David sudah sampai di rumahnya, kini ia langsung masuk ke dalam kamarnya. Ia pun memikirkan apa yang dikatakan oleh Dika, ia masih tidak percaya kalau yang ia temui tadi bukanlah Key.


" Aku tidak menyangka kalau kau bukanlah Kia, kalau saja aku tidak mendengarkan percakapan mu di ruang dosen tadi. Aku juga tidak akan mengetahui hal ini, mengapa hal ini harus terjadi.

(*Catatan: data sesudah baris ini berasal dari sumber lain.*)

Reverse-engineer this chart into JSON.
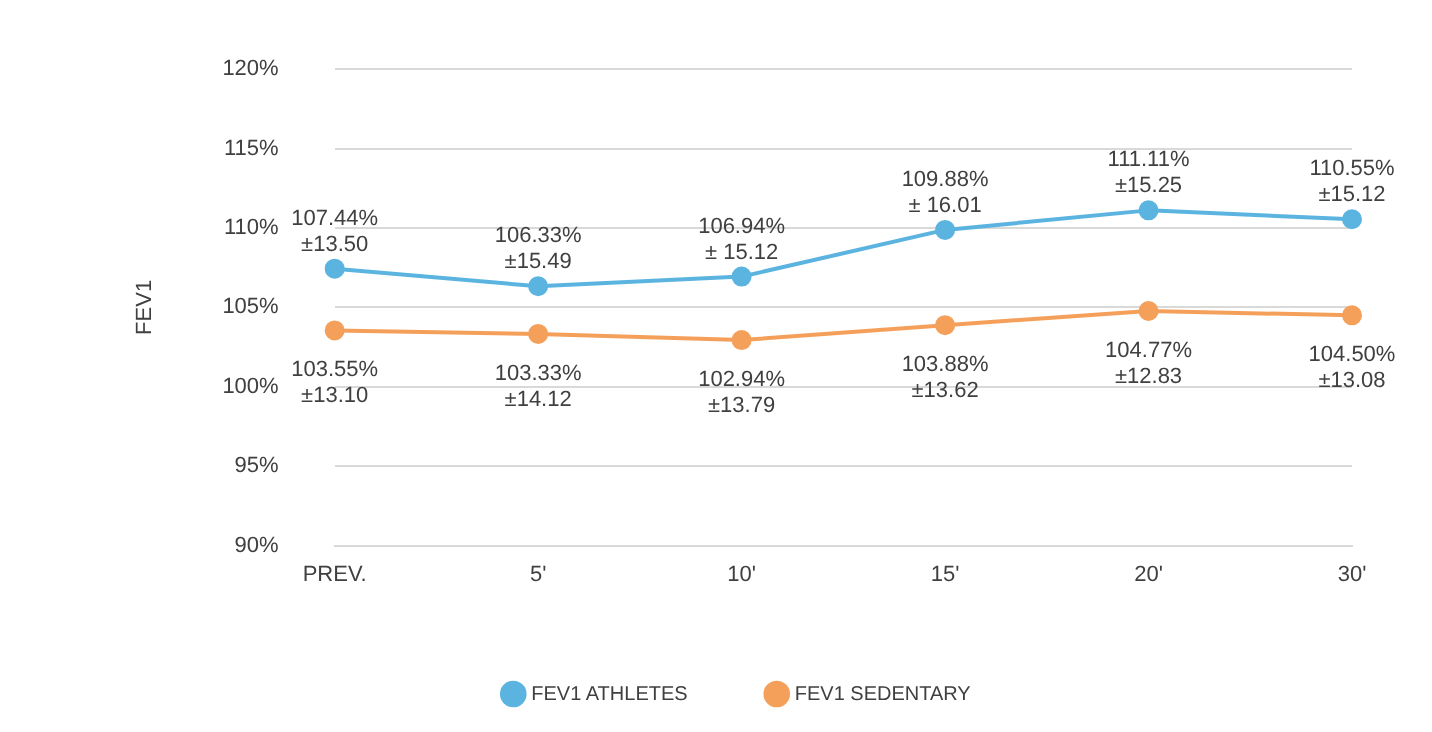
{
  "chart_data": {
    "type": "line",
    "ylabel": "FEV1",
    "categories": [
      "PREV.",
      "5'",
      "10'",
      "15'",
      "20'",
      "30'"
    ],
    "series": [
      {
        "name": "FEV1 ATHLETES",
        "color": "#5bb4e0",
        "values": [
          107.44,
          106.33,
          106.94,
          109.88,
          111.11,
          110.55
        ],
        "value_labels": [
          "107.44%\n±13.50",
          "106.33%\n±15.49",
          "106.94%\n± 15.12",
          "109.88%\n± 16.01",
          "111.11%\n±15.25",
          "110.55%\n±15.12"
        ]
      },
      {
        "name": "FEV1 SEDENTARY",
        "color": "#f5a05a",
        "values": [
          103.55,
          103.33,
          102.94,
          103.88,
          104.77,
          104.5
        ],
        "value_labels": [
          "103.55%\n±13.10",
          "103.33%\n±14.12",
          "102.94%\n±13.79",
          "103.88%\n±13.62",
          "104.77%\n±12.83",
          "104.50%\n±13.08"
        ]
      }
    ],
    "ylim": [
      90,
      120
    ],
    "yticks": [
      {
        "value": 90,
        "label": "90%"
      },
      {
        "value": 95,
        "label": "95%"
      },
      {
        "value": 100,
        "label": "100%"
      },
      {
        "value": 105,
        "label": "105%"
      },
      {
        "value": 110,
        "label": "110%"
      },
      {
        "value": 115,
        "label": "115%"
      },
      {
        "value": 120,
        "label": "120%"
      }
    ],
    "grid": "y",
    "legend": "bottom",
    "marker": "circle",
    "line_style": "solid"
  }
}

Rasanya aku ingin menyembunyikan mu dari lembah hitam ini, tetapi hal itu sangat sulit karena mama dan papa ku sudah mengetahui keberadaan mu." ucap David dengan mengacak-acak rambutnya.


Tiba-tiba terdengar suara ketukan pintu, David pun langsung kaget. Ia takut perkataannya di dengar, kini wajahnya memucat saat membuka pintu.


" Eh rupanya mama." ucap David ketika membuka pintu.


" Kau kenapa tampak tegang?" tanya Nayla.


" Nggak kok ma, aku nggak apa-apa." jawabnya dengan tersenyum.


" Kau yakin?" tanya Nayla.


" Yakin ma." jawabnya.


" Yasudah, ngomong-ngomong kau dari mana?" tanya Nayla.


" Aku dari rumah Kia ma." jawabnya.


" Kalian nggak ada pergi kemana-mana?" tanya Nayla yang penasaran.


" Nggak ada ma." jawabnya.


" Kenapa nggak pergi?" tanya Nayla yang penasaran, karena nggak biasanya anaknya betah di rumah.


" Iya ma, tadi pas aku datang Kia pingsan. Jadi tadi aku nemani Kia di kamarnya, dan nggak kemana-mana deh." jawabnya.


" Oh jadi begitu, lalu sekarang bagaimana kondisi Kia?" tanyanya.


" Kia uda sadar ma, cuma tingkahnya agak beda aja." ucapnya.


" Beda gimana?"


" Ya dia tiba-tiba nggak mau di peluk, padahal biasanya dia yang meluk aku duluan." jawabnya.


" Apa, itu mah kau yang kurang kerjaan. Kalian itu masih anak kuliahan, memangnya kalian uda mau nikah. Pakai peluk-peluk segala." ucap Nayla.


" Mama kayak nggak pernah muda aja." ucapnya.


" Kalau soal itu…" ucapnya yang terhenti kemudian langsung meninggalkan David.


" Ya mama nggak enak." teriak David.


" Sepertinya mama nggak dengar omongan ku tadi." batinnya dengan mengelus dadanya.


David pun kini kembali ke kamarnya, ia pun masih memikirkan tentang Key sambil memegang foto Kia. David mulai merasakan rasa nyaman saat bersama dengan Key, terutama saat ia menggoda Key. Menurutnya wajah Key sangat lucu, dan ia sangat ingin tertawa. David terus saja memikirkannya, hingga tanpa sadar ia pun tertidur.


...----------------...


Kini Rey sangat galau, karena ia sudah tidak bisa berduaan dengan Key lagi. Karena kini ada David di antara mereka berdua, apalagi David sudah menjadi pacarnya. Walaupun sebenarnya yang pacar David itu adalah Kia yang merupakan saudara kembar Key, tetapi karena suatu kondisi Key harus menyamar menjadi Kia. Dan hal itu membuat Key kehilangan masa indahnya, terutama mengenai cinta.